According to the present invention, Au, Ag, Cu or any of these is formed on a wiring layer in which an adhesion metal layer, a diffusion prevention layer, and a main conductor layer are sequentially laminated on an optical semiconductor element mounting portion on a diamond substrate. By providing a mounting electrode formed by forming a bonding layer in which a metal layer made of an alloy, a second diffusion prevention layer, and a brazing material layer are sequentially laminated, a large heat is generated between the diamond substrate and the optical semiconductor element. When distortion occurs, the metal layer is easily deformed, absorbs thermal stress due to thermal strain, and it is difficult for the large thermal stress to be transmitted to the optical semiconductor element side, so that the optical semiconductor element is less likely to be damaged. In addition, since the second diffusion prevention layer exists between the metal layer and the brazing material layer, when the brazing material layer is heated and melted to join the optical semiconductor elements, the metal layer component is contained in the brazing material layer. There is no melting and alloying, and no increase in the melting point due to a change in the composition of the brazing material layer. As a result, good bondability can be obtained.

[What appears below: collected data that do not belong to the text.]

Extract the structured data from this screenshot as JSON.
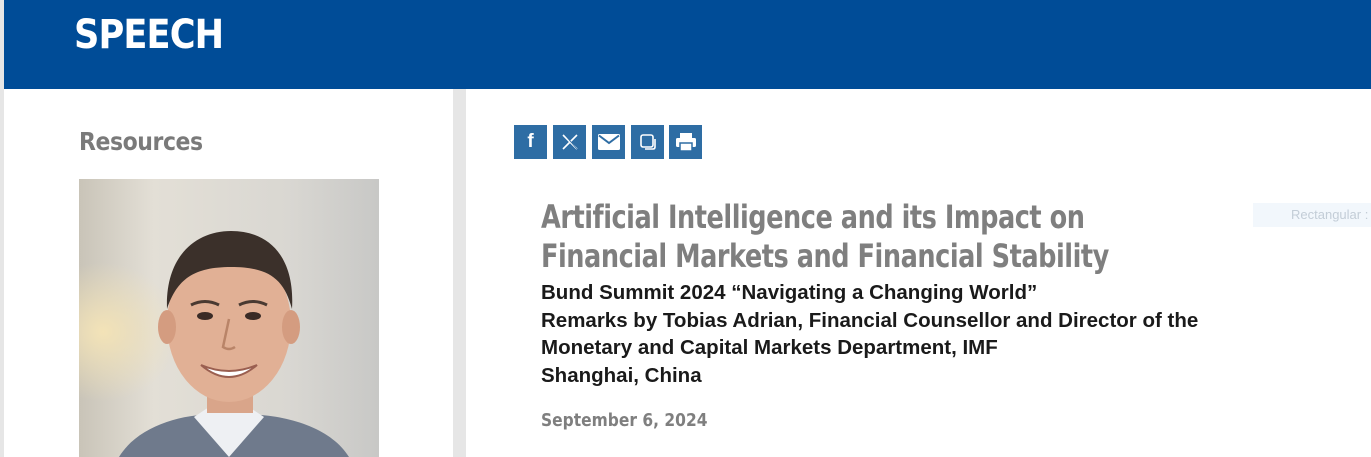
{
  "banner": {
    "title": "SPEECH",
    "color": "#004c97"
  },
  "sidebar": {
    "heading": "Resources",
    "photo_alt": "Tobias Adrian"
  },
  "share": {
    "buttons": [
      {
        "icon": "facebook-icon",
        "label": "f"
      },
      {
        "icon": "x-icon",
        "label": "𝕏"
      },
      {
        "icon": "email-icon",
        "label": ""
      },
      {
        "icon": "copy-link-icon",
        "label": ""
      },
      {
        "icon": "print-icon",
        "label": ""
      }
    ],
    "color": "#2e6da4"
  },
  "article": {
    "title": "Artificial Intelligence and its Impact on Financial Markets and Financial Stability",
    "subtitle_lines": [
      "Bund Summit 2024 “Navigating a Changing World”",
      "Remarks by Tobias Adrian, Financial Counsellor and Director of the",
      "Monetary and Capital Markets Department, IMF",
      "Shanghai, China"
    ],
    "date": "September 6, 2024"
  },
  "overlay": {
    "label": "Rectangular :"
  }
}
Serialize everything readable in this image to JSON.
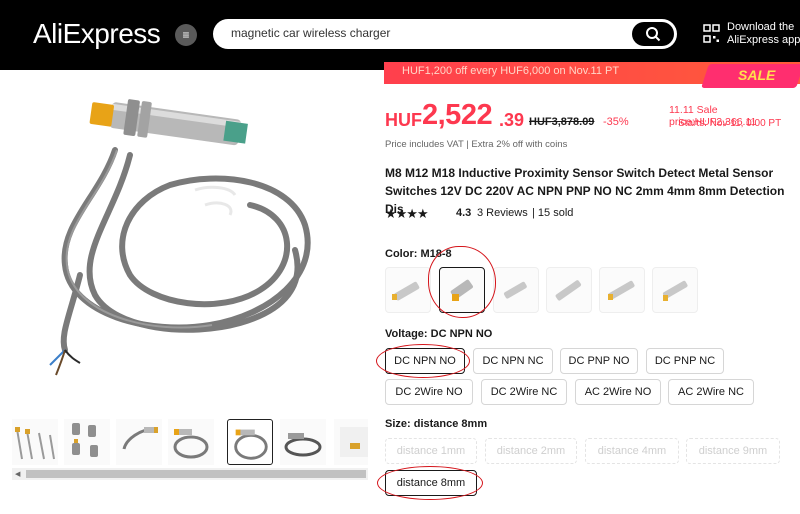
{
  "header": {
    "logo": "AliExpress",
    "search_value": "magnetic car wireless charger",
    "app_line1": "Download the",
    "app_line2": "AliExpress app"
  },
  "promo": {
    "text": "HUF1,200 off every HUF6,000 on Nov.11 PT",
    "sale": "SALE"
  },
  "price": {
    "currency": "HUF",
    "main": "2,522",
    "decimals": ".39",
    "old": "HUF3,878.09",
    "discount": "-35%",
    "sale_price": "11.11 Sale price:HUF2,366.11",
    "sale_starts": "Starts: Nov 11, 0:00 PT",
    "vat": "Price includes VAT | Extra 2% off with coins"
  },
  "product": {
    "title": "M8 M12 M18 Inductive Proximity Sensor Switch Detect Metal Sensor Switches 12V DC 220V AC NPN PNP NO NC 2mm 4mm 8mm Detection Dis",
    "stars": "★★★★",
    "rating": "4.3",
    "reviews": "3 Reviews",
    "sold": "| 15 sold"
  },
  "color": {
    "label": "Color: M18-8"
  },
  "voltage": {
    "label": "Voltage: DC NPN NO",
    "options": [
      "DC NPN NO",
      "DC NPN NC",
      "DC PNP NO",
      "DC PNP NC",
      "DC 2Wire NO",
      "DC 2Wire NC",
      "AC 2Wire NO",
      "AC 2Wire NC"
    ]
  },
  "size": {
    "label": "Size: distance 8mm",
    "options": [
      "distance 1mm",
      "distance 2mm",
      "distance 4mm",
      "distance 9mm",
      "distance 8mm"
    ]
  },
  "colors": {
    "accent": "#fd384f",
    "annotation": "#d5151b"
  }
}
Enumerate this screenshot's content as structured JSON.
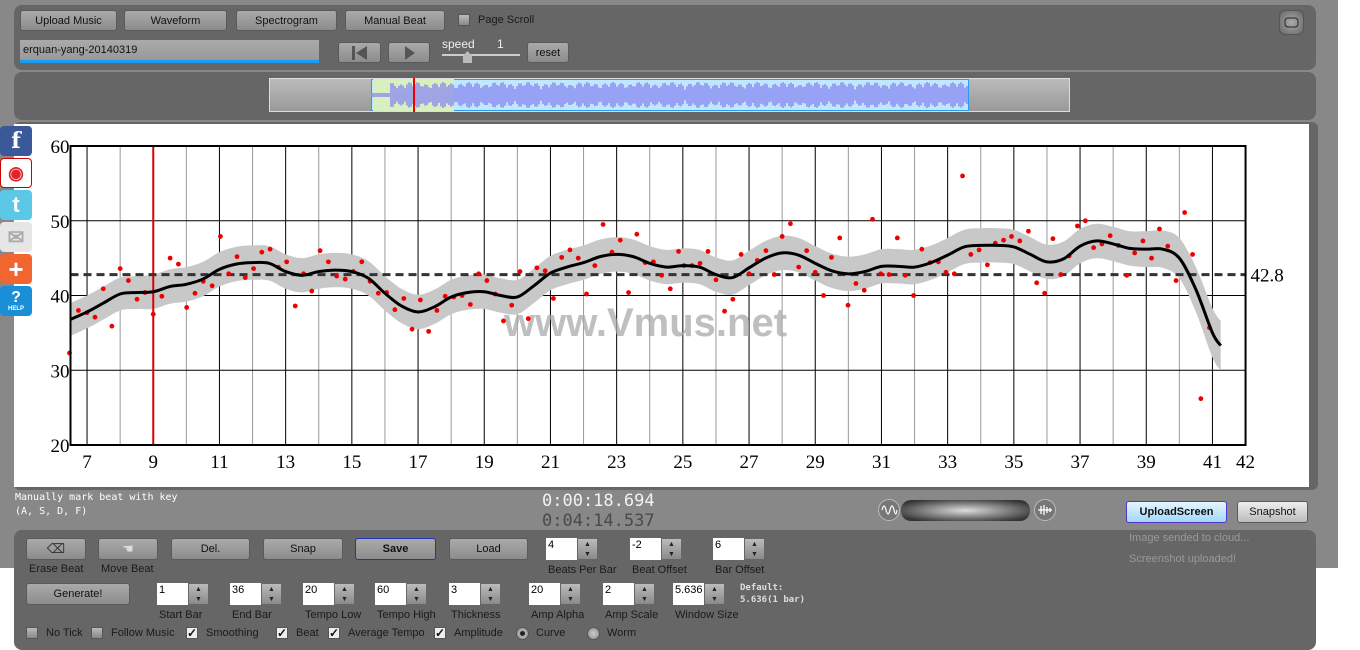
{
  "toolbar": {
    "upload_music": "Upload Music",
    "waveform": "Waveform",
    "spectrogram": "Spectrogram",
    "manual_beat": "Manual Beat",
    "page_scroll": {
      "label": "Page Scroll",
      "checked": false
    },
    "title_value": "erquan-yang-20140319",
    "speed_label": "speed",
    "speed_value": "1",
    "speed_fraction": 0.5,
    "reset": "reset"
  },
  "icons": [
    "skip-back-icon",
    "play-icon",
    "fullscreen-icon",
    "facebook-icon",
    "weibo-icon",
    "twitter-icon",
    "mail-icon",
    "plus-share-icon",
    "help-icon",
    "waveform-icon",
    "audio-wave-icon"
  ],
  "social": {
    "help_label": "HELP"
  },
  "status": {
    "hint_line1": "Manually mark beat with key",
    "hint_line2": "(A, S, D, F)",
    "current_time": "0:00:18.694",
    "total_time": "0:04:14.537",
    "upload_screen": "UploadScreen",
    "snapshot": "Snapshot",
    "msg1": "Image sended to cloud...",
    "msg2": "Screenshot uploaded!"
  },
  "controls": {
    "erase_beat": "Erase Beat",
    "move_beat": "Move Beat",
    "del": "Del.",
    "snap": "Snap",
    "save": "Save",
    "load": "Load",
    "generate": "Generate!",
    "spinners_row1": [
      {
        "label": "Beats Per Bar",
        "value": "4"
      },
      {
        "label": "Beat Offset",
        "value": "-2"
      },
      {
        "label": "Bar Offset",
        "value": "6"
      }
    ],
    "spinners_row2": [
      {
        "label": "Start Bar",
        "value": "1"
      },
      {
        "label": "End Bar",
        "value": "36"
      },
      {
        "label": "Tempo Low",
        "value": "20"
      },
      {
        "label": "Tempo High",
        "value": "60"
      },
      {
        "label": "Thickness",
        "value": "3"
      },
      {
        "label": "Amp Alpha",
        "value": "20"
      },
      {
        "label": "Amp Scale",
        "value": "2"
      },
      {
        "label": "Window Size",
        "value": "5.636"
      }
    ],
    "default_line1": "Default:",
    "default_line2": "5.636(1 bar)",
    "checks": [
      {
        "label": "No Tick",
        "checked": false
      },
      {
        "label": "Follow Music",
        "checked": false
      },
      {
        "label": "Smoothing",
        "checked": true
      },
      {
        "label": "Beat",
        "checked": true
      },
      {
        "label": "Average Tempo",
        "checked": true
      },
      {
        "label": "Amplitude",
        "checked": true
      }
    ],
    "radios": [
      {
        "label": "Curve",
        "selected": true
      },
      {
        "label": "Worm",
        "selected": false
      }
    ]
  },
  "chart_data": {
    "type": "scatter",
    "watermark": "www.Vmus.net",
    "xlim": [
      6.5,
      42
    ],
    "ylim": [
      20,
      60
    ],
    "xticks": [
      7,
      9,
      11,
      13,
      15,
      17,
      19,
      21,
      23,
      25,
      27,
      29,
      31,
      33,
      35,
      37,
      39,
      41,
      42
    ],
    "yticks": [
      20,
      30,
      40,
      50,
      60
    ],
    "grid": true,
    "cursor_bar": 9,
    "average_tempo": 42.8,
    "average_label": "42.8",
    "colors": {
      "points": "#ee0000",
      "curve": "#000000",
      "band": "#c8c8c8",
      "cursor": "#dd0000",
      "average": "#333333"
    },
    "curve": {
      "x": [
        6.5,
        7,
        7.5,
        8,
        8.5,
        9,
        9.5,
        10,
        10.5,
        11,
        11.5,
        12,
        12.5,
        13,
        13.5,
        14,
        14.5,
        15,
        15.5,
        16,
        16.5,
        17,
        17.5,
        18,
        18.5,
        19,
        19.5,
        20,
        20.5,
        21,
        21.5,
        22,
        22.5,
        23,
        23.5,
        24,
        24.5,
        25,
        25.5,
        26,
        26.5,
        27,
        27.5,
        28,
        28.5,
        29,
        29.5,
        30,
        30.5,
        31,
        31.5,
        32,
        32.5,
        33,
        33.5,
        34,
        34.5,
        35,
        35.5,
        36,
        36.5,
        37,
        37.5,
        38,
        38.5,
        39,
        39.5,
        40,
        40.5,
        41,
        41.25
      ],
      "y": [
        36.8,
        37.8,
        39,
        40.2,
        40.4,
        40.5,
        41.2,
        41.5,
        42.2,
        43.5,
        44.2,
        44.4,
        44.3,
        43.2,
        42.7,
        43.2,
        43.4,
        43.2,
        42.3,
        40.3,
        38.6,
        37.8,
        38.5,
        39.8,
        40.4,
        40.5,
        40,
        39.8,
        41.3,
        43,
        43.8,
        44.4,
        45.2,
        45.5,
        45.2,
        44.3,
        43.8,
        44,
        43.8,
        42.8,
        42.4,
        43.7,
        45,
        45.7,
        45.4,
        44.3,
        43.3,
        42.9,
        43.2,
        43.9,
        43.9,
        43.8,
        44.4,
        45.4,
        46.5,
        46.7,
        46.7,
        46.5,
        45.5,
        44.5,
        44.9,
        46.6,
        47.3,
        46.9,
        46.3,
        46.2,
        46.2,
        45,
        40.8,
        35,
        33.3
      ],
      "band_halfwidth": [
        2.2,
        2.2,
        2.2,
        2.2,
        2.2,
        2.3,
        2.3,
        2.3,
        2.3,
        2.3,
        2.3,
        2.3,
        2.3,
        2.3,
        2.3,
        2.3,
        2.3,
        2.3,
        2.3,
        2.3,
        2.3,
        2.3,
        2.3,
        2.3,
        2.3,
        2.3,
        2.3,
        2.3,
        2.3,
        2.3,
        2.3,
        2.3,
        2.3,
        2.3,
        2.3,
        2.3,
        2.3,
        2.3,
        2.3,
        2.3,
        2.3,
        2.3,
        2.3,
        2.3,
        2.3,
        2.3,
        2.3,
        2.3,
        2.3,
        2.3,
        2.3,
        2.3,
        2.3,
        2.3,
        2.3,
        2.3,
        2.3,
        2.3,
        2.3,
        2.3,
        2.3,
        2.3,
        2.3,
        2.3,
        2.3,
        2.4,
        2.5,
        2.7,
        3.0,
        3.3,
        3.3
      ]
    },
    "points": [
      [
        6.47,
        32.3
      ],
      [
        6.74,
        38.0
      ],
      [
        7.0,
        37.7
      ],
      [
        7.24,
        37.1
      ],
      [
        7.49,
        40.9
      ],
      [
        7.75,
        35.9
      ],
      [
        8.0,
        43.6
      ],
      [
        8.25,
        42.0
      ],
      [
        8.51,
        39.5
      ],
      [
        8.75,
        40.4
      ],
      [
        9.0,
        37.5
      ],
      [
        9.26,
        39.9
      ],
      [
        9.51,
        45.0
      ],
      [
        9.76,
        44.2
      ],
      [
        10.01,
        38.4
      ],
      [
        10.26,
        40.3
      ],
      [
        10.51,
        41.9
      ],
      [
        10.78,
        41.3
      ],
      [
        11.03,
        47.9
      ],
      [
        11.28,
        42.9
      ],
      [
        11.53,
        45.2
      ],
      [
        11.78,
        42.4
      ],
      [
        12.03,
        43.6
      ],
      [
        12.28,
        45.8
      ],
      [
        12.53,
        46.2
      ],
      [
        12.78,
        43.8
      ],
      [
        13.03,
        44.5
      ],
      [
        13.29,
        38.6
      ],
      [
        13.54,
        42.9
      ],
      [
        13.79,
        40.6
      ],
      [
        14.04,
        46.0
      ],
      [
        14.29,
        44.5
      ],
      [
        14.54,
        42.6
      ],
      [
        14.8,
        42.2
      ],
      [
        15.05,
        43.2
      ],
      [
        15.3,
        44.5
      ],
      [
        15.55,
        41.9
      ],
      [
        15.8,
        40.3
      ],
      [
        16.05,
        40.4
      ],
      [
        16.3,
        38.1
      ],
      [
        16.57,
        39.6
      ],
      [
        16.82,
        35.5
      ],
      [
        17.07,
        39.4
      ],
      [
        17.32,
        35.2
      ],
      [
        17.57,
        38.0
      ],
      [
        17.82,
        39.9
      ],
      [
        18.08,
        39.8
      ],
      [
        18.33,
        40.0
      ],
      [
        18.58,
        38.8
      ],
      [
        18.83,
        42.9
      ],
      [
        19.08,
        42.0
      ],
      [
        19.33,
        40.2
      ],
      [
        19.58,
        36.6
      ],
      [
        19.83,
        38.7
      ],
      [
        20.08,
        43.2
      ],
      [
        20.33,
        36.9
      ],
      [
        20.59,
        43.7
      ],
      [
        20.84,
        43.3
      ],
      [
        21.09,
        39.6
      ],
      [
        21.34,
        45.1
      ],
      [
        21.59,
        46.1
      ],
      [
        21.84,
        45.0
      ],
      [
        22.09,
        40.2
      ],
      [
        22.34,
        44.0
      ],
      [
        22.59,
        49.5
      ],
      [
        22.86,
        45.8
      ],
      [
        23.11,
        47.4
      ],
      [
        23.36,
        40.4
      ],
      [
        23.61,
        48.2
      ],
      [
        23.86,
        44.4
      ],
      [
        24.11,
        44.5
      ],
      [
        24.36,
        42.7
      ],
      [
        24.62,
        40.9
      ],
      [
        24.87,
        45.9
      ],
      [
        25.03,
        44.0
      ],
      [
        25.28,
        44.0
      ],
      [
        25.52,
        44.3
      ],
      [
        25.76,
        45.9
      ],
      [
        26.0,
        42.1
      ],
      [
        26.26,
        37.9
      ],
      [
        26.51,
        39.5
      ],
      [
        26.76,
        45.5
      ],
      [
        27.0,
        42.9
      ],
      [
        27.25,
        44.7
      ],
      [
        27.51,
        46.0
      ],
      [
        27.76,
        42.8
      ],
      [
        28.0,
        47.9
      ],
      [
        28.25,
        49.6
      ],
      [
        28.5,
        43.8
      ],
      [
        28.74,
        46.0
      ],
      [
        29.0,
        43.1
      ],
      [
        29.25,
        40.0
      ],
      [
        29.49,
        45.1
      ],
      [
        29.74,
        47.7
      ],
      [
        29.99,
        38.7
      ],
      [
        30.23,
        41.6
      ],
      [
        30.48,
        40.7
      ],
      [
        30.73,
        50.2
      ],
      [
        30.98,
        42.9
      ],
      [
        31.23,
        42.8
      ],
      [
        31.48,
        47.7
      ],
      [
        31.72,
        42.7
      ],
      [
        31.97,
        40.0
      ],
      [
        32.22,
        46.2
      ],
      [
        32.47,
        44.4
      ],
      [
        32.72,
        44.5
      ],
      [
        32.95,
        43.1
      ],
      [
        33.2,
        42.9
      ],
      [
        33.45,
        56.0
      ],
      [
        33.7,
        45.5
      ],
      [
        33.95,
        46.1
      ],
      [
        34.2,
        44.1
      ],
      [
        34.44,
        47.0
      ],
      [
        34.69,
        47.4
      ],
      [
        34.93,
        47.9
      ],
      [
        35.18,
        47.3
      ],
      [
        35.44,
        48.6
      ],
      [
        35.69,
        41.7
      ],
      [
        35.93,
        40.3
      ],
      [
        36.18,
        47.6
      ],
      [
        36.42,
        42.8
      ],
      [
        36.67,
        45.3
      ],
      [
        36.92,
        49.3
      ],
      [
        37.16,
        50.0
      ],
      [
        37.41,
        46.4
      ],
      [
        37.66,
        46.9
      ],
      [
        37.91,
        48.0
      ],
      [
        38.16,
        46.7
      ],
      [
        38.41,
        42.7
      ],
      [
        38.65,
        45.7
      ],
      [
        38.9,
        47.3
      ],
      [
        39.16,
        45.0
      ],
      [
        39.4,
        48.9
      ],
      [
        39.65,
        46.6
      ],
      [
        39.9,
        42.0
      ],
      [
        40.16,
        51.1
      ],
      [
        40.4,
        45.5
      ],
      [
        40.65,
        26.2
      ],
      [
        40.91,
        35.7
      ]
    ]
  }
}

[Brief description of the drawings]

FIG. 1 is a partial cross-sectional view of a wiring layer and a bonding layer of a submount for mounting an optical semiconductor element of the present invention.

FIG. 2 is a partial sectional view of a wiring layer and a bonding layer of a conventional optical semiconductor element mounting submount.

FIG. 3 is a partial sectional view of a wiring layer and a bonding layer of a submount for mounting an optical semiconductor element of the present invention on which a semiconductor laser is mounted.

FIG. 4 is a plan view of an optical semiconductor element mounting submount of the present invention on which a semiconductor laser is mounted.

[Explanation of symbols]

 1: Diamond substrate 2: Adhesive metal layer 3: Diffusion prevention layer 4: Main conductor layer 5: Metal layer 6: Second diffusion prevention layer 7: Brazing material layer 8: Semiconductor laser

Claims (1)

[Claims] 1. A metal layer made of Au, Ag, Cu or an alloy thereof on a wiring layer in which an adhesion metal layer, a diffusion preventing layer and a main conductor layer are sequentially laminated on an optical semiconductor element mounting portion on a diamond substrate. A submount for mounting an optical semiconductor element, comprising: a mounting electrode formed by forming a bonding layer in which a layer, a second diffusion prevention layer, and a brazing material layer are sequentially laminated.